Nassar Says No Party Can Block State-Building, Calls Disarmament Key to Ending ‘Pre-State’ Era

Justice Minister Adel Nassar said Lebanon has only months left to decide whether it will remain trapped in what he calls a “pre-state” condition or emerge as a fully sovereign nation, stressing that the litmus test facing the country is disarming all militias and bringing their weapons under State control by year’s end.

In an interview with Independent Arabia, Nassar outlined his vision for judicial reform, the settlement of unresolved legal cases, and what he described as a decisive phase in Lebanon’s political trajectory. He linked the disarmament issue directly to State sovereignty, framing it as part of a political and legal roadmap he began months ago that runs until the end of 2025.

Addressing the sensitive file of “charter legitimacy” — the constitutional principle of power-sharing — Nassar argued that it has been turned into a tool of obstruction and a way to muddy the facts. In the Lebanese Constitution, he said, the concept simply requires the presence of both Muslims and Christians in cabinet sessions, not an apportionment of ministerial portfolios by sect, and certainly not a veto right based on a minister’s absence.

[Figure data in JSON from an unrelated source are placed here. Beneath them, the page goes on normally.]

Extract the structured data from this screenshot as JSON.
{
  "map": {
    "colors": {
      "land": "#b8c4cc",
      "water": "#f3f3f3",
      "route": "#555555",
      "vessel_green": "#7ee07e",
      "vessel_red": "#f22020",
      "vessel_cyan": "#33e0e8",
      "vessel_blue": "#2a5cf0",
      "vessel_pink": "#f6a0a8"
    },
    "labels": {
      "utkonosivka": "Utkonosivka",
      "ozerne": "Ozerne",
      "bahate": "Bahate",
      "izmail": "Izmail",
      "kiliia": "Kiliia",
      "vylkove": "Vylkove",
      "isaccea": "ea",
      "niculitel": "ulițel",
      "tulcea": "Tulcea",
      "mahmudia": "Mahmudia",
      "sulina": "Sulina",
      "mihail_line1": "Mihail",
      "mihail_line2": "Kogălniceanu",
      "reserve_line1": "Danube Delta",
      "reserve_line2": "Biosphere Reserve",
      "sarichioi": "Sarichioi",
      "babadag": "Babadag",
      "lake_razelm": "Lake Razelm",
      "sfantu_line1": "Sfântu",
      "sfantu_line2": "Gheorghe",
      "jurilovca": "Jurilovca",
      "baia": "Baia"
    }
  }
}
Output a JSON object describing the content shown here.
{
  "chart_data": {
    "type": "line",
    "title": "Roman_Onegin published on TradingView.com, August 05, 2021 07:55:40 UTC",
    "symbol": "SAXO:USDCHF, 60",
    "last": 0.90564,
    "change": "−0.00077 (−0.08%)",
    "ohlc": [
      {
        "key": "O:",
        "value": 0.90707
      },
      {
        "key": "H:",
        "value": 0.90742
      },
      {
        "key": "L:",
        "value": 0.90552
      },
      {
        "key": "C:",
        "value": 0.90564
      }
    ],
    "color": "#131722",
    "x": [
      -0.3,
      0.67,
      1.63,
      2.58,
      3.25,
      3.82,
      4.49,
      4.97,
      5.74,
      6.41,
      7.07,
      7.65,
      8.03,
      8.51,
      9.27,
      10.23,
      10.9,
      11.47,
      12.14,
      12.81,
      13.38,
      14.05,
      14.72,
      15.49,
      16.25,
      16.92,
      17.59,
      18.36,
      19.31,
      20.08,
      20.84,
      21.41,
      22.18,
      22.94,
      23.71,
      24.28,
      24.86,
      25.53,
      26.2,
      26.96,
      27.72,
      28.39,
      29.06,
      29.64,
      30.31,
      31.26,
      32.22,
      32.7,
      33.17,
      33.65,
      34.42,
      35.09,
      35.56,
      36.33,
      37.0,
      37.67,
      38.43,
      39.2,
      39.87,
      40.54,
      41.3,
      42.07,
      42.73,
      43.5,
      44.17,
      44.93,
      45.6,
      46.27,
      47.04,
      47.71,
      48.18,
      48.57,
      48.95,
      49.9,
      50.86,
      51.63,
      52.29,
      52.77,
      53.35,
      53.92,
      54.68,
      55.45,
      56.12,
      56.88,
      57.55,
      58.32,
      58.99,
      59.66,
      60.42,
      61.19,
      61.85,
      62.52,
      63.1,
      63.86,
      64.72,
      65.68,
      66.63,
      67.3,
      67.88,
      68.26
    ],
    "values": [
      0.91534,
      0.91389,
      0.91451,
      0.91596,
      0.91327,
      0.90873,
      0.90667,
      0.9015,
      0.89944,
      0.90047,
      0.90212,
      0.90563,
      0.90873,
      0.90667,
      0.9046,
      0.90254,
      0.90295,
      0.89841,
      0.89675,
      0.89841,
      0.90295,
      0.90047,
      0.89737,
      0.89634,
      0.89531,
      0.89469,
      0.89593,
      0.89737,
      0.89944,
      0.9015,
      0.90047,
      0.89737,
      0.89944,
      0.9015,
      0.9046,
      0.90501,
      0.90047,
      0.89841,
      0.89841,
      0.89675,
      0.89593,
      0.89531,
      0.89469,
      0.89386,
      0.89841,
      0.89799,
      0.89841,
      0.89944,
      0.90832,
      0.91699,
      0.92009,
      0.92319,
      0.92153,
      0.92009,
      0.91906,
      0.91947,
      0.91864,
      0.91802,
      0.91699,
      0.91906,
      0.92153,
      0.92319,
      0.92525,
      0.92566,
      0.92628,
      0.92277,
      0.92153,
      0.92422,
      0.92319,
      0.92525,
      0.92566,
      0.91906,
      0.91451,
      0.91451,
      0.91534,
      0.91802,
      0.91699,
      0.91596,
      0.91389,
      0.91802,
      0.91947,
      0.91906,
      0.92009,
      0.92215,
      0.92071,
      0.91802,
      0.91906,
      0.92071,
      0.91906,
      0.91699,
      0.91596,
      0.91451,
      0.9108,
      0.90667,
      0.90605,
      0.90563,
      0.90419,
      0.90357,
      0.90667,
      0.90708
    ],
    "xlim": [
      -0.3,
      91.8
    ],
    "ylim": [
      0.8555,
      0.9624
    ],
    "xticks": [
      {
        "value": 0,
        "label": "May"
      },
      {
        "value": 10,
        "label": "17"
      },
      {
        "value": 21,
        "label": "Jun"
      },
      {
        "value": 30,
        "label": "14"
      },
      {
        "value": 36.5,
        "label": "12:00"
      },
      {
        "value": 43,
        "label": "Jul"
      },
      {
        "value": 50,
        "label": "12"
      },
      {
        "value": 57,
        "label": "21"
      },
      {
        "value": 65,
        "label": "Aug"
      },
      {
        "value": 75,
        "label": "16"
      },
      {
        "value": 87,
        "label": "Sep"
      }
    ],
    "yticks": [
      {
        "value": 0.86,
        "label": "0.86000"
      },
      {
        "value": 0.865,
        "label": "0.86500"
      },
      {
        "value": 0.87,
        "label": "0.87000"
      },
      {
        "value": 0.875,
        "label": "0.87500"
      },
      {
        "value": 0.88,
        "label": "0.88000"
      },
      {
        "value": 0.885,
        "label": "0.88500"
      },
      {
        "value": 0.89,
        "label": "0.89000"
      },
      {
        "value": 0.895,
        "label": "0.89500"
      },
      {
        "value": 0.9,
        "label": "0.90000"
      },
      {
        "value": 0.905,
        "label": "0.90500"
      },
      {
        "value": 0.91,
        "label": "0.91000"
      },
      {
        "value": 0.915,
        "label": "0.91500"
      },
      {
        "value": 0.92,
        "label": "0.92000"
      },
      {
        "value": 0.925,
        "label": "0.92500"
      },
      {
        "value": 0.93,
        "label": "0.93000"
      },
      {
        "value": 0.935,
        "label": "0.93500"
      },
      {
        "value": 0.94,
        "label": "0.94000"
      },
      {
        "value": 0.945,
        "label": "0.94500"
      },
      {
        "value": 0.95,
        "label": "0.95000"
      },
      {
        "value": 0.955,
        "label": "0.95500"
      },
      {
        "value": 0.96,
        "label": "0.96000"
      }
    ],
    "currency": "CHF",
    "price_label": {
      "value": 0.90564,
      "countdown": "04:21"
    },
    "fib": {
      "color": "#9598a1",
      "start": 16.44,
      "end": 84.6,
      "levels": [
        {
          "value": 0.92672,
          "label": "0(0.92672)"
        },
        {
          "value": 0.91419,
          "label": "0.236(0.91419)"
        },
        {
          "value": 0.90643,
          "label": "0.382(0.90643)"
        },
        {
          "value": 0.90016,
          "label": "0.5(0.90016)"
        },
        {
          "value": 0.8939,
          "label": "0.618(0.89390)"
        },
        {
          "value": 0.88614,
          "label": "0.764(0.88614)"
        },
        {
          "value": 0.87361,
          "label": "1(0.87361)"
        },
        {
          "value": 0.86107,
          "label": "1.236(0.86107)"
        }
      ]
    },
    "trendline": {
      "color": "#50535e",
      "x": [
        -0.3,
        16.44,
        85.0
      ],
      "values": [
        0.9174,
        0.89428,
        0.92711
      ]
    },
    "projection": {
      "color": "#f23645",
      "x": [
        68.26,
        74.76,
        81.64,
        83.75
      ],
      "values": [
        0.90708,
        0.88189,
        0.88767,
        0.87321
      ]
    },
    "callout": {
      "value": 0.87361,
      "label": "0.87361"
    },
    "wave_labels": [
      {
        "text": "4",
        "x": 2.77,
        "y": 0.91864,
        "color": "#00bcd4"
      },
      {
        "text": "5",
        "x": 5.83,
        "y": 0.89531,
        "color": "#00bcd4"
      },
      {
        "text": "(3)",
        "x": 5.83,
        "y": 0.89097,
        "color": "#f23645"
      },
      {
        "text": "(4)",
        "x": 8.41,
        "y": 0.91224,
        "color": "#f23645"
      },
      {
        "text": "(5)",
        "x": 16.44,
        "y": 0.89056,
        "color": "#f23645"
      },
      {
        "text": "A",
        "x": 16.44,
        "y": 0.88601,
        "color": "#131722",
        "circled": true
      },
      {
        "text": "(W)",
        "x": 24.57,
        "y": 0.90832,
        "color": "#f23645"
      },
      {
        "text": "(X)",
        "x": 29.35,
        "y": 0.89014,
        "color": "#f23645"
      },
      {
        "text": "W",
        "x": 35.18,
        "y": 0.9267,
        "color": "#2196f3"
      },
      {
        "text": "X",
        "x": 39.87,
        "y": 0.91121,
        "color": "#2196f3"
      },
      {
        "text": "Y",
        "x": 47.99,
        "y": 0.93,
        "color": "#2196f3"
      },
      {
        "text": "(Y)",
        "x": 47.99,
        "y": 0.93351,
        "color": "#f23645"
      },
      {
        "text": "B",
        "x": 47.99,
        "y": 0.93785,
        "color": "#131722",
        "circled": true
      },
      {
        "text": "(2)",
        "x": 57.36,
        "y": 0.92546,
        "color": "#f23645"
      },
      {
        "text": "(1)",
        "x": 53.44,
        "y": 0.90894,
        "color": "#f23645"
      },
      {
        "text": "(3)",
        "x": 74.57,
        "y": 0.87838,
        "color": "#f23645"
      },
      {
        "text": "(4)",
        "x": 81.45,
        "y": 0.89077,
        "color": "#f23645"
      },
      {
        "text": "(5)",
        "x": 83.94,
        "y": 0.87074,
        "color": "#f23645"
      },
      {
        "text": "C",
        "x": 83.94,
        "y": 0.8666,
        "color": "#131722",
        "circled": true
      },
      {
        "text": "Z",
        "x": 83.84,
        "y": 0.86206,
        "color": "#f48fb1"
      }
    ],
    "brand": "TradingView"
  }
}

Nassar said Hezbollah’s unilateral decisions that drew Lebanon into conflicts — such as the abduction of Israeli soldiers that triggered the July 2006 war and the launch of a southern front in support of Gaza in October 2023 — were not rooted in Lebanon’s power-sharing framework but served a foreign agenda.

“These were party decisions, not sectarian ones,” Nassar said. “Discussing their ‘Charter legitimacy’ is beside the point.”

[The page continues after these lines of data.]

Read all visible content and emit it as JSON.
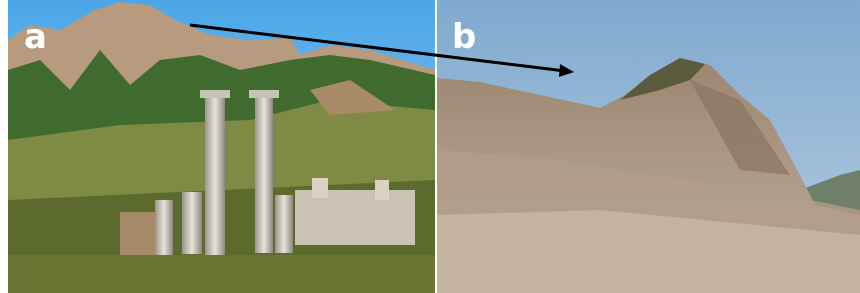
{
  "panels": [
    {
      "label": "a"
    },
    {
      "label": "b"
    }
  ]
}
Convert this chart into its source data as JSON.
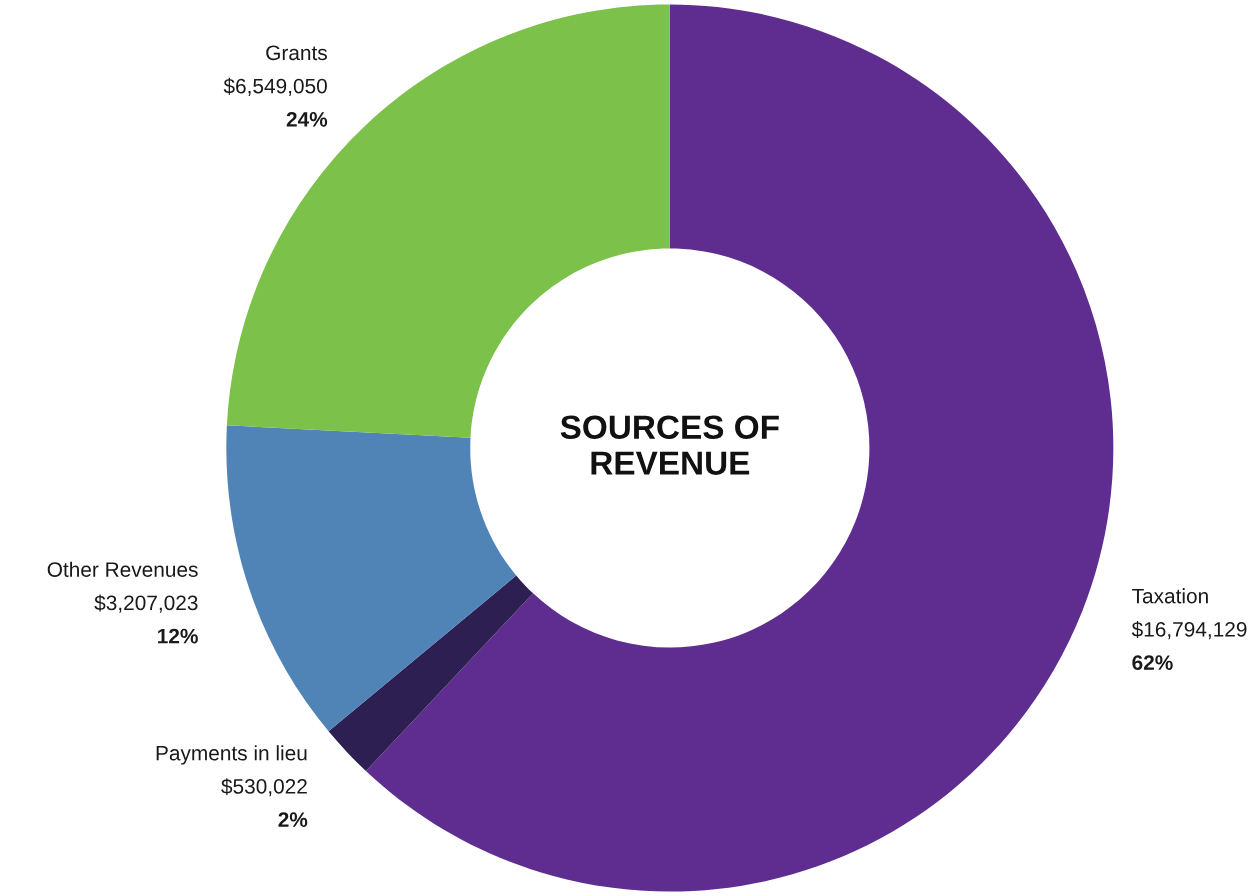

Nassar described the July 5 cabinet meeting, in which ministers adopted a timetable for disarmament, as “very civil,” with no hostile bickering despite clear divisions. Ministers close to Hezbollah and the Amal Movement sought to delay discussion, but Nassar and others pressed forward, arguing that postponement would only deepen paralysis.

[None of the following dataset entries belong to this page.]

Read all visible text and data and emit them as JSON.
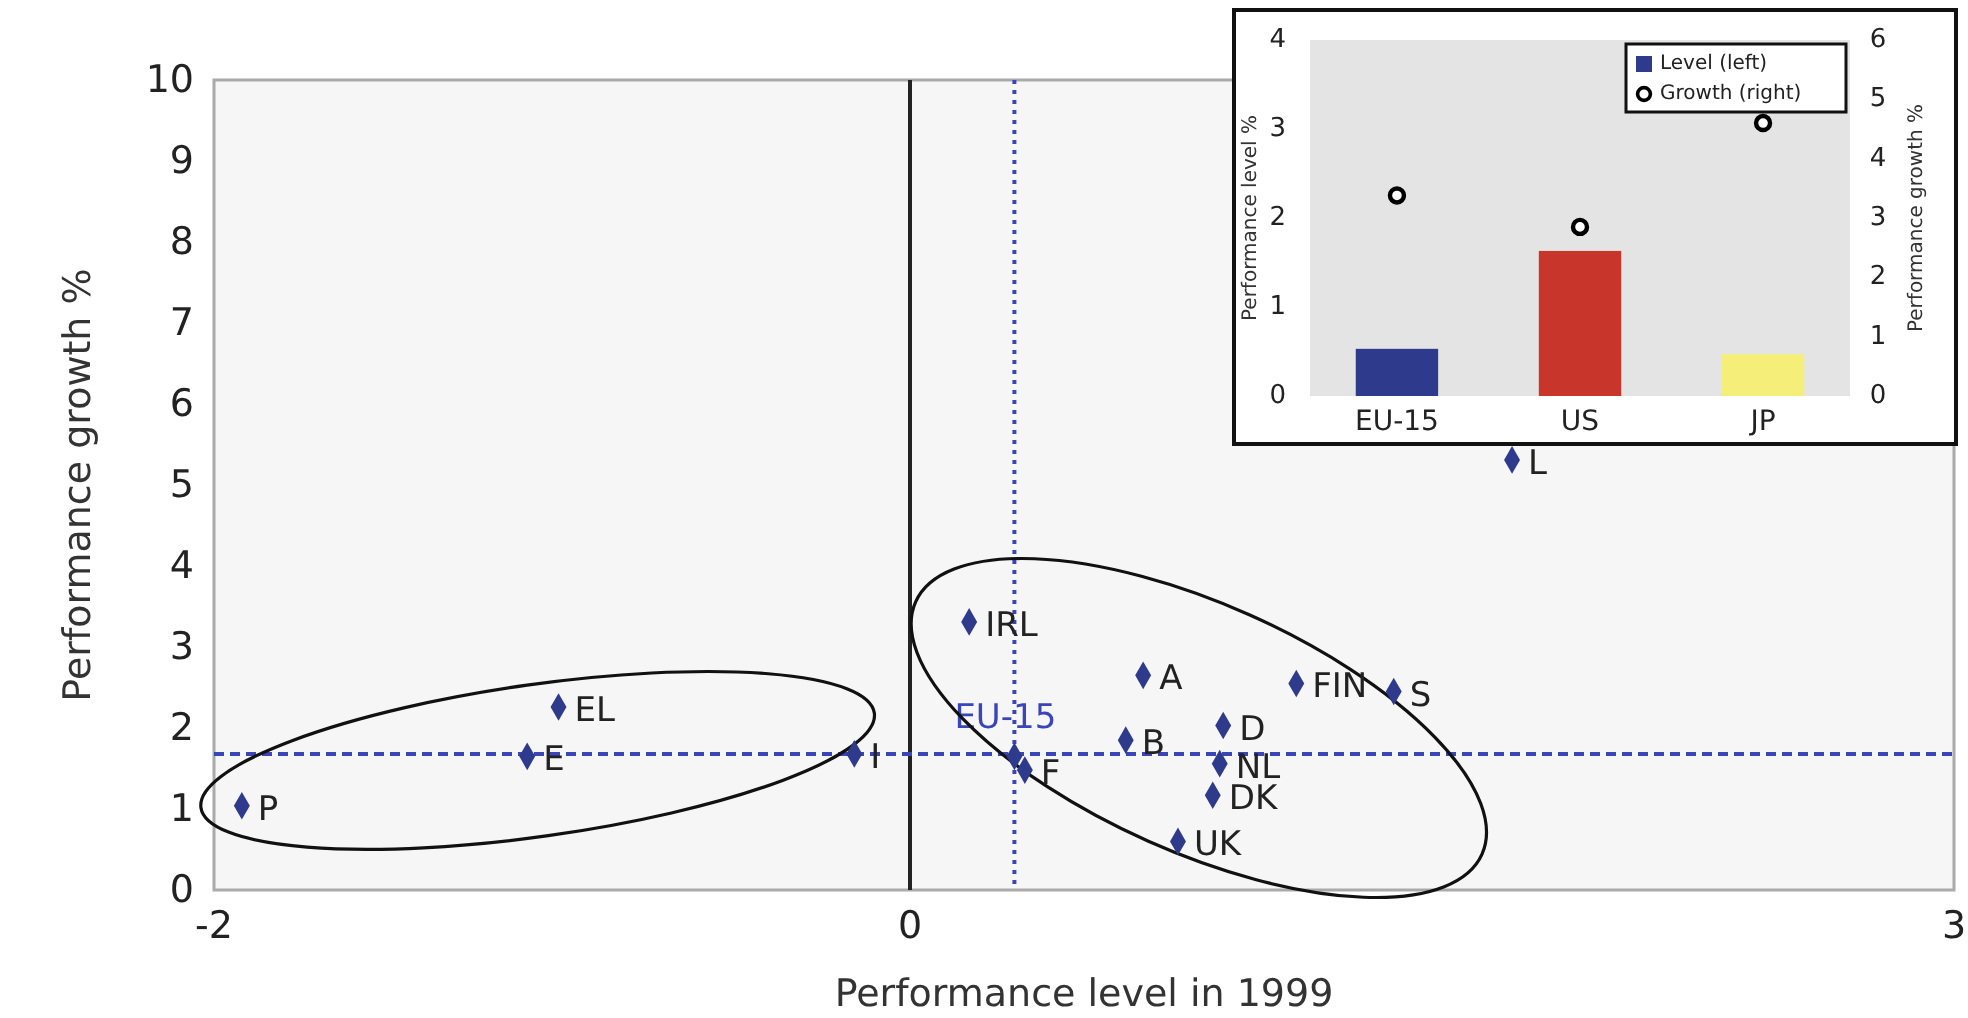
{
  "chart_data": [
    {
      "type": "scatter",
      "xlabel": "Performance level in 1999",
      "ylabel": "Performance growth %",
      "x": [
        -1.92,
        -1.1,
        -1.01,
        -0.16,
        0.17,
        0.3,
        0.33,
        0.62,
        0.67,
        0.77,
        0.87,
        0.89,
        0.9,
        1.11,
        1.39,
        1.73
      ],
      "values": [
        1.04,
        1.65,
        2.26,
        1.68,
        3.31,
        1.65,
        1.48,
        1.85,
        2.65,
        0.6,
        1.17,
        1.56,
        2.03,
        2.55,
        2.45,
        5.31
      ],
      "color": "#2e3a8c",
      "marker": "diamond",
      "xlim": [
        -2,
        3
      ],
      "xticks": [
        -2,
        0,
        3
      ],
      "ylim": [
        0,
        10
      ],
      "yticks": [
        0,
        1,
        2,
        3,
        4,
        5,
        6,
        7,
        8,
        9,
        10
      ],
      "grid": false,
      "ref_lines": [
        {
          "axis": "x",
          "value": 0,
          "color": "#222222",
          "line_style": "solid"
        },
        {
          "axis": "x",
          "value": 0.3,
          "label": "EU-15",
          "color": "#3a46b8",
          "line_style": "dotted"
        },
        {
          "axis": "y",
          "value": 1.68,
          "color": "#3a46b8",
          "line_style": "dashed"
        }
      ],
      "annotations": [
        {
          "text": "P",
          "x": -1.92,
          "y": 1.04
        },
        {
          "text": "E",
          "x": -1.1,
          "y": 1.65
        },
        {
          "text": "EL",
          "x": -1.01,
          "y": 2.26
        },
        {
          "text": "I",
          "x": -0.16,
          "y": 1.68
        },
        {
          "text": "IRL",
          "x": 0.17,
          "y": 3.31
        },
        {
          "text": "F",
          "x": 0.33,
          "y": 1.48
        },
        {
          "text": "B",
          "x": 0.62,
          "y": 1.85
        },
        {
          "text": "A",
          "x": 0.67,
          "y": 2.65
        },
        {
          "text": "UK",
          "x": 0.77,
          "y": 0.6
        },
        {
          "text": "DK",
          "x": 0.87,
          "y": 1.17
        },
        {
          "text": "NL",
          "x": 0.89,
          "y": 1.56
        },
        {
          "text": "D",
          "x": 0.9,
          "y": 2.03
        },
        {
          "text": "FIN",
          "x": 1.11,
          "y": 2.55
        },
        {
          "text": "S",
          "x": 1.39,
          "y": 2.45
        },
        {
          "text": "L",
          "x": 1.73,
          "y": 5.31
        }
      ]
    },
    {
      "type": "bar",
      "categories": [
        "EU-15",
        "US",
        "JP"
      ],
      "ylabel": "Performance level %",
      "y2label": "Performance growth %",
      "series": [
        {
          "name": "Level (left)",
          "color": "#2e3a8c",
          "colors": [
            "#2e3a8c",
            "#c8352a",
            "#f5ef7a"
          ],
          "values": [
            0.53,
            1.63,
            0.47
          ]
        },
        {
          "name": "Growth (right)",
          "type": "scatter",
          "axis": "y2",
          "color": "#000000",
          "marker": "circle",
          "values": [
            3.38,
            2.85,
            4.6
          ]
        }
      ],
      "ylim": [
        0,
        4
      ],
      "yticks": [
        0,
        1,
        2,
        3,
        4
      ],
      "y2lim": [
        0,
        6
      ],
      "y2ticks": [
        0,
        1,
        2,
        3,
        4,
        5,
        6
      ],
      "legend": "top right"
    }
  ]
}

“There is no State without confining weapons to official authorities,” he said, repeating what he called a personal political motto. “State-building isn’t about one faction winning, it’s about protecting everyone.”

He outlined the sequence of decisions: first, setting the end-of-year deadline for disarmament; then holding a second session, attended by Hezbollah-aligned ministers, to approve the principles of a U.S.-brokered proposal. That proposal, he noted, explicitly requires the government to set a clear date for disarmament.

“No Lebanese party is willing or able to stand in the way of state-building,” Nassar said. “The army belongs to everyone, and the State belongs to no faction. When the State is strong, we can face any aggression with national solidarity.”

The U.S. roadmap, known as the “Barrack Paper” after envoy Thomas Barrack— is, according to Nassar, the first actionable plan for disarmament: set a final date, then agree on objectives.

“Lebanon has done its part,” he said. “We are now waiting for the Syrians and Israelis, because implementation requires both sides’ consent.”

He warned that any deviation from this course would be dangerous, praising the government for avoiding such risks.